SOURCE: Bloomberg News
MORE HEREDaimler to Close Sterling Trucks Unit, Cut 3,500 Jobs
By Chris Reiter and Andreas Cremer
Oct. 14 (Bloomberg) -- Daimler AG, the world's largest maker of heavy vehicles, will close its Sterling Trucks division in North America and cut 3,500 jobs as it reins in production and shifts manufacturing to Mexico.
The reorganization involves the closure of plants in the U.S. and Canada at a cost of $600 million and is aimed at saving $900 million a year by 2011, Daimler said in a statement today. The Stuttgart, Germany-based company will retain the Freightliner and Western Star brands in the region.

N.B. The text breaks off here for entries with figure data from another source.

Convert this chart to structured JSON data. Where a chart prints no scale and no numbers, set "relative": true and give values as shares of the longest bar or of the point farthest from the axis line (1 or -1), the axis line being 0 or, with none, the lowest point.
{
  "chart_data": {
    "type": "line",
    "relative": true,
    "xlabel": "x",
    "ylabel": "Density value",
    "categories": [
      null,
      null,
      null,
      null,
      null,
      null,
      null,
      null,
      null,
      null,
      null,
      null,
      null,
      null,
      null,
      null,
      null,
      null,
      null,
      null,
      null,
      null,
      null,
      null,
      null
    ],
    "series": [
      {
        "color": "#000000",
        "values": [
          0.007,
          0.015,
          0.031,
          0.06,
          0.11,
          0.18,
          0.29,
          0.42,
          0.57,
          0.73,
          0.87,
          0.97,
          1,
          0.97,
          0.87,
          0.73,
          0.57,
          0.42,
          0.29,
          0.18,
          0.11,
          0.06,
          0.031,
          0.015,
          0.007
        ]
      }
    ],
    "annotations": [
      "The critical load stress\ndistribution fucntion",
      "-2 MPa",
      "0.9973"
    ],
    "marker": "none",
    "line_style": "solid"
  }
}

Daimler and competitors Volvo AB and Paccar Inc. have seen truck sales dive as growth slows and credit markets seize up. The German company, whose U.S. deliveries fell 30 percent in the first half, will shut Sterling's St. Thomas, Ontario, factory in March and one in Portland, Oregon, in 2010, when labor deals expire. A new Freightliner plant in Mexico will open as planned.
"This is an indication of how bad things are,'' said Michael Tyndall, an analyst at Nomura Securities in London with a "buy'' recommendation on Daimler stock. "It's positive for the long term, but everyone's focused on the short term.''
Daimler rose 2 euros, or 7.6 percent, to 28.20 euros in Frankfurt trading. That pares the stock's decline this year to 58 percent, valuing the company at 27.2 billion euros ($37.1 billion).
Brand Missed Targets
The Sterling brand, a maker of medium-sized models which accounts for 15 percent of Daimler's U.S. truck output, "never met expectations,'' company spokesman Heinz Gottwick said today. The unit was set up in 1998 from truck operations that Daimler bought a year earlier from Ford Motor Co.
With orders remaining on a "downward trend'' and only a "moderate rebound'' foreseen in the U.S. economy in 2009, about 88,000 trucks have been "sidelined'' in North America as companies go bankrupt or are taken over, Chris Patterson, head of the trucks division in the region, said on a conference call.
"We're not happy with the achieved return this year'' at Daimler's North American truck business, Patterson said.
Conversely, with costs at European plants running at lower levels, Daimler is "better prepared'' to cope with a shrinking market there, Andreas Renschler, head of Daimler's global truck operations, said on the call. The company is closing its "highest-cost'' plants as it can't wait for possible government bailouts to maintain profit, and expects the remaining brands to pick up customers from Sterling.
"They're streamlining the business, adjusting capacity in line with the market,'' said Arndt Ellinghorst, a London-based analyst at Credit Suisse with an "outperform'' recommendation on Daimler, who added that "there were always doubts'' about what Sterling stood for. "We're going to see more of this.''
The plant closures will cost 2,300 manufacturing jobs, while an additional 1,200 administrative positions will be cut in connection with the reorganization, Daimler said. Costs will amount to $350 million in the fourth quarter, mainly for severance pay and dealer compensation, plus $150 million next year and $100 million spread over 2010 and 2011.
Production of Western Star trucks will be transferred to a plant in Santiago, Mexico. Freightliner is sticking to plans to start making its Cascadia model at a new factory in Saltillo, Mexico, in February and will shift military-vehicle manufacture to plants in North or South Carolina, Daimler said. The North American truck division's headquarters will remain in Portland.